Anthropologists have historically considered 'ethnographic' art to be a resource for their research and teaching, but definitions of what constitutes ethnographic--and indeed art--have not remained fixed. Some art museum collections have grown to encompass cultures of art previously considered the domain of anthropology museums. And many art museums, particularly in academic settings, now openly welcome anthropological work within their spaces, which has proven to be mutually enriching and challenging to art museums and anthropologists alike.
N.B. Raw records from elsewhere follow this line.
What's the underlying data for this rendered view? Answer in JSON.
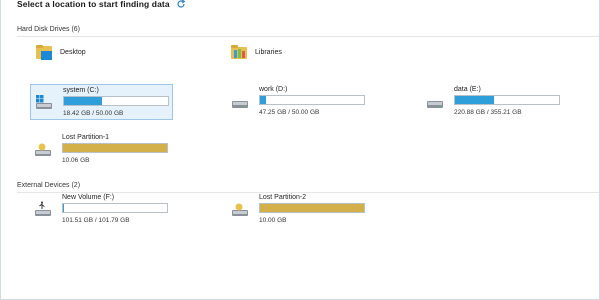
{
  "header": {
    "title": "Select a location to start finding data",
    "refresh_icon": "refresh-icon"
  },
  "colors": {
    "used": "#2f9fdc",
    "lost": "#d4b04a",
    "selected_bg": "#e5f1fb",
    "selected_border": "#9ec6ea"
  },
  "sections": {
    "hard_disk": {
      "label": "Hard Disk Drives (6)"
    },
    "external": {
      "label": "External Devices (2)"
    }
  },
  "locations": {
    "desktop": {
      "label": "Desktop",
      "icon": "desktop-folder-icon"
    },
    "libraries": {
      "label": "Libraries",
      "icon": "libraries-folder-icon"
    }
  },
  "drives": {
    "system_c": {
      "name": "system (C:)",
      "size": "18.42 GB / 50.00 GB",
      "used_fraction": 0.368,
      "kind": "used",
      "icon": "windows-drive-icon",
      "selected": true
    },
    "work_d": {
      "name": "work (D:)",
      "size": "47.25 GB / 50.00 GB",
      "used_fraction": 0.055,
      "kind": "used",
      "icon": "hard-drive-icon"
    },
    "data_e": {
      "name": "data (E:)",
      "size": "220.88 GB / 355.21 GB",
      "used_fraction": 0.378,
      "kind": "used",
      "icon": "hard-drive-icon"
    },
    "lost_1": {
      "name": "Lost Partition-1",
      "size": "10.06 GB",
      "used_fraction": 1.0,
      "kind": "lost",
      "icon": "lost-partition-icon"
    },
    "new_volume_f": {
      "name": "New Volume (F:)",
      "size": "101.51 GB / 101.79 GB",
      "used_fraction": 0.003,
      "kind": "used",
      "icon": "usb-drive-icon"
    },
    "lost_2": {
      "name": "Lost Partition-2",
      "size": "10.00 GB",
      "used_fraction": 1.0,
      "kind": "lost",
      "icon": "lost-partition-icon"
    }
  }
}
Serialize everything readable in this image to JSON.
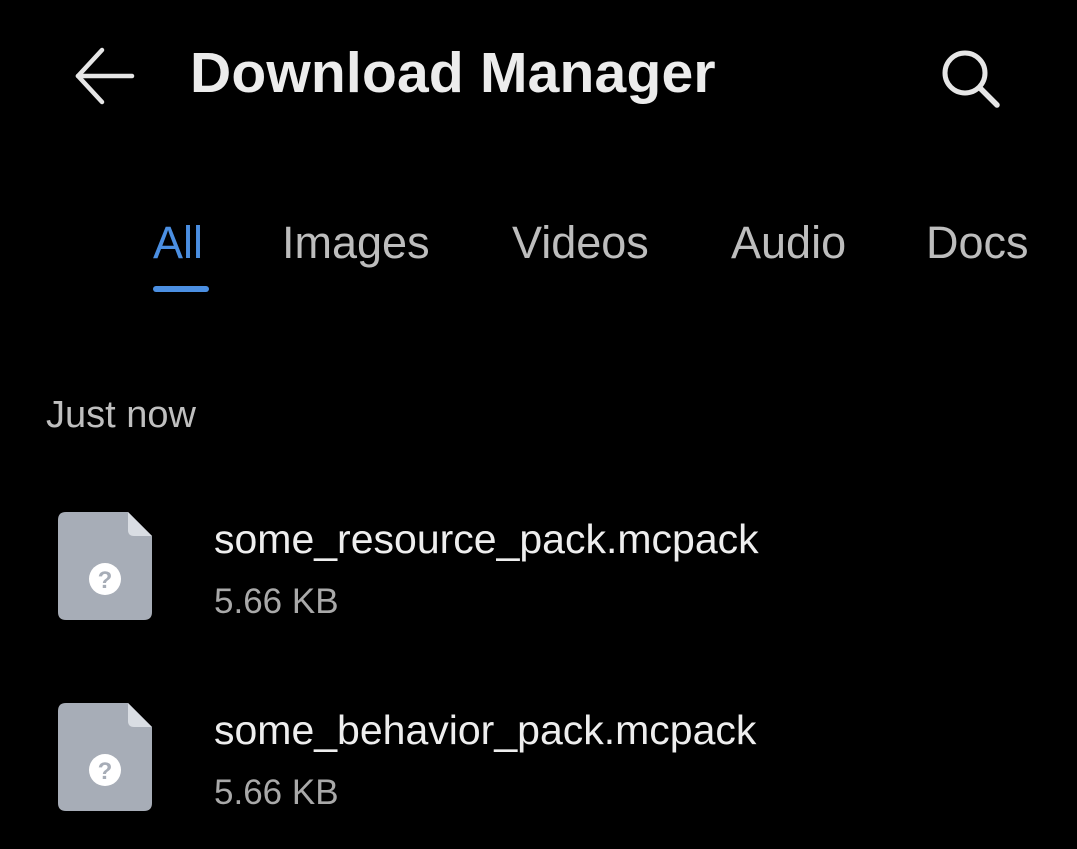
{
  "header": {
    "title": "Download Manager",
    "back_icon": "arrow-left-icon",
    "search_icon": "search-icon"
  },
  "tabs": [
    {
      "label": "All",
      "active": true
    },
    {
      "label": "Images",
      "active": false
    },
    {
      "label": "Videos",
      "active": false
    },
    {
      "label": "Audio",
      "active": false
    },
    {
      "label": "Docs",
      "active": false
    }
  ],
  "section": {
    "label": "Just now"
  },
  "files": [
    {
      "name": "some_resource_pack.mcpack",
      "size": "5.66 KB",
      "icon": "unknown-file-icon"
    },
    {
      "name": "some_behavior_pack.mcpack",
      "size": "5.66 KB",
      "icon": "unknown-file-icon"
    }
  ],
  "colors": {
    "background": "#000000",
    "accent": "#4b8fe2",
    "file_icon": "#a7adb7"
  }
}
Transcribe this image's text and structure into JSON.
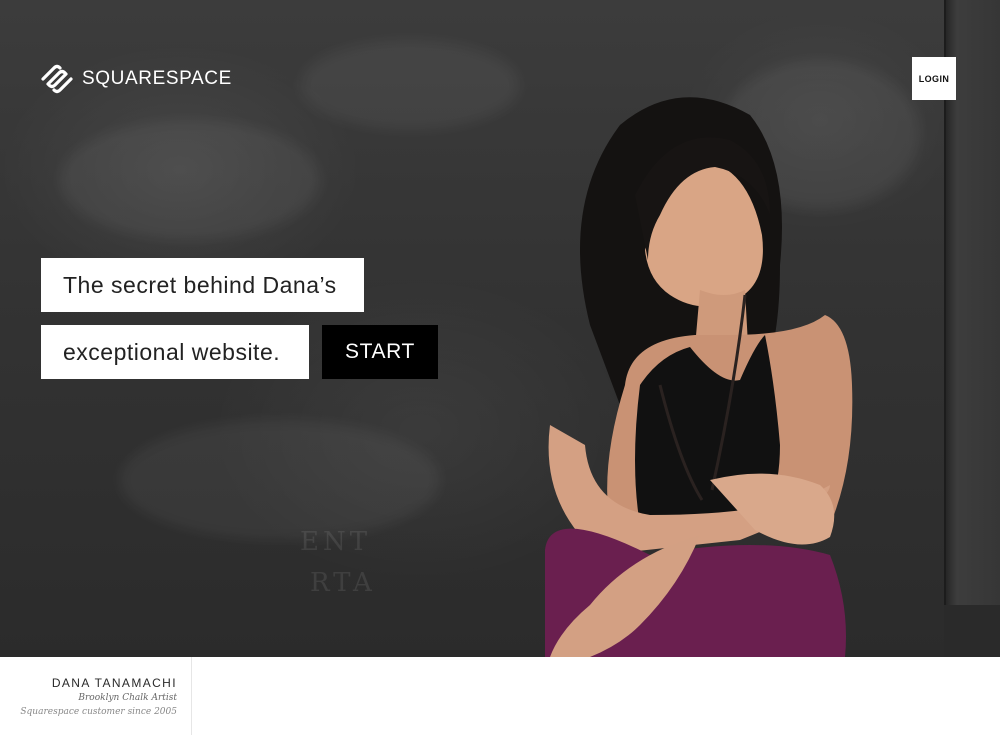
{
  "brand": {
    "name": "SQUARESPACE",
    "logo_icon": "squarespace-logo-icon"
  },
  "header": {
    "login_label": "LOGIN"
  },
  "hero": {
    "headline_line_1": "The secret behind Dana’s",
    "headline_line_2": "exceptional website.",
    "start_label": "START",
    "chalk_fragment_1": "ENT",
    "chalk_fragment_2": "RTA"
  },
  "caption": {
    "name": "DANA TANAMACHI",
    "role": "Brooklyn Chalk Artist",
    "since": "Squarespace customer since 2005"
  },
  "colors": {
    "chalkboard": "#333333",
    "headline_box": "#ffffff",
    "start_button": "#000000",
    "dress": "#6a1f4f"
  }
}
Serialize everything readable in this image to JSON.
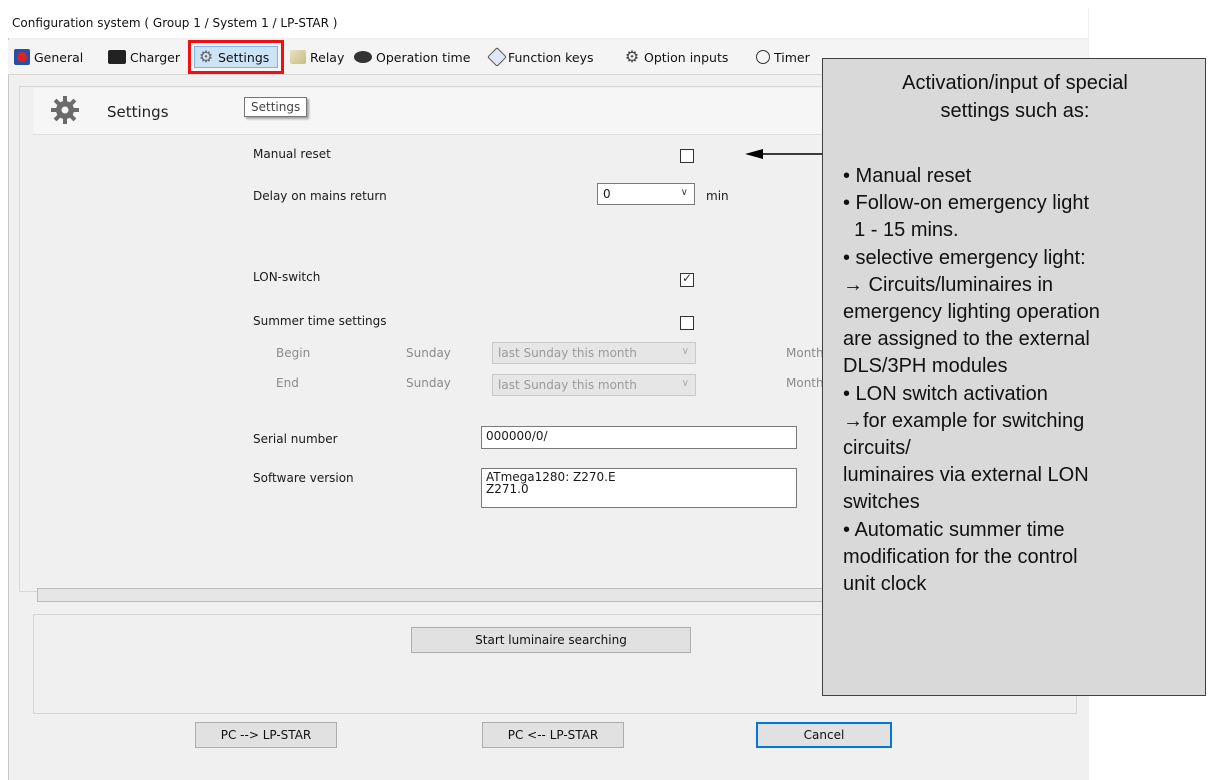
{
  "window": {
    "title": "Configuration system ( Group 1 / System 1 / LP-STAR )"
  },
  "toolbar": {
    "items": [
      {
        "label": "General",
        "icon": "general-icon"
      },
      {
        "label": "Charger",
        "icon": "battery-icon"
      },
      {
        "label": "Settings",
        "icon": "gear-icon"
      },
      {
        "label": "Relay",
        "icon": "relay-icon"
      },
      {
        "label": "Operation time",
        "icon": "operation-time-icon"
      },
      {
        "label": "Function keys",
        "icon": "function-keys-icon"
      },
      {
        "label": "Option inputs",
        "icon": "option-inputs-icon"
      },
      {
        "label": "Timer",
        "icon": "clock-icon"
      }
    ]
  },
  "header": {
    "title": "Settings",
    "tooltip": "Settings"
  },
  "form": {
    "manual_reset": {
      "label": "Manual reset",
      "checked": false
    },
    "delay": {
      "label": "Delay on mains return",
      "value": "0",
      "unit": "min"
    },
    "lon_switch": {
      "label": "LON-switch",
      "checked": true
    },
    "summer_time": {
      "label": "Summer time settings",
      "checked": false,
      "begin": {
        "label": "Begin",
        "day": "Sunday",
        "option": "last Sunday this month",
        "month_label": "Month"
      },
      "end": {
        "label": "End",
        "day": "Sunday",
        "option": "last Sunday this month",
        "month_label": "Month"
      }
    },
    "serial": {
      "label": "Serial number",
      "value": "000000/0/"
    },
    "software": {
      "label": "Software version",
      "value_line1": "ATmega1280: Z270.E",
      "value_line2": "Z271.0"
    }
  },
  "actions": {
    "search_label": "Start luminaire searching",
    "pc_to_device": "PC --> LP-STAR",
    "device_to_pc": "PC <-- LP-STAR",
    "cancel": "Cancel"
  },
  "callout": {
    "title_line1": "Activation/input of special",
    "title_line2": "settings such as:",
    "lines": [
      "• Manual reset",
      "• Follow-on emergency light",
      "  1 - 15 mins.",
      "• selective emergency light:",
      "→ Circuits/luminaires in",
      "emergency lighting operation",
      "are assigned to the external",
      "DLS/3PH modules",
      "• LON switch activation",
      "→for example for switching",
      "circuits/",
      "luminaires via external LON",
      "switches",
      "• Automatic summer time",
      "modification for the control",
      "unit clock"
    ]
  }
}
In this panel, we will discuss the emerging role of anthropology in the art museum, exploring what anthropology and art museums can contribute to each other's practice and thinking. We welcome papers that consider:
-Art collections as a resource for anthropologists
-Art museum ethnography
-Teaching anthropology (any field) in the art museum
-Material culture in art museums
-Object-based research in the art museum
-Anthropology of the creative arts
-Subjectivity and the role of the artist and/or artisan
-Ethical questions related to art museums
-Communities represented within (or outside of) art museums
-Anthropological analyses of the institutional practices of art museums
We also invite proposals that explore the exchange of ideas between anthropology and art museums, changing notions of the "public" in light of diversifying populations, and attempts to reconcile complex institutional histories.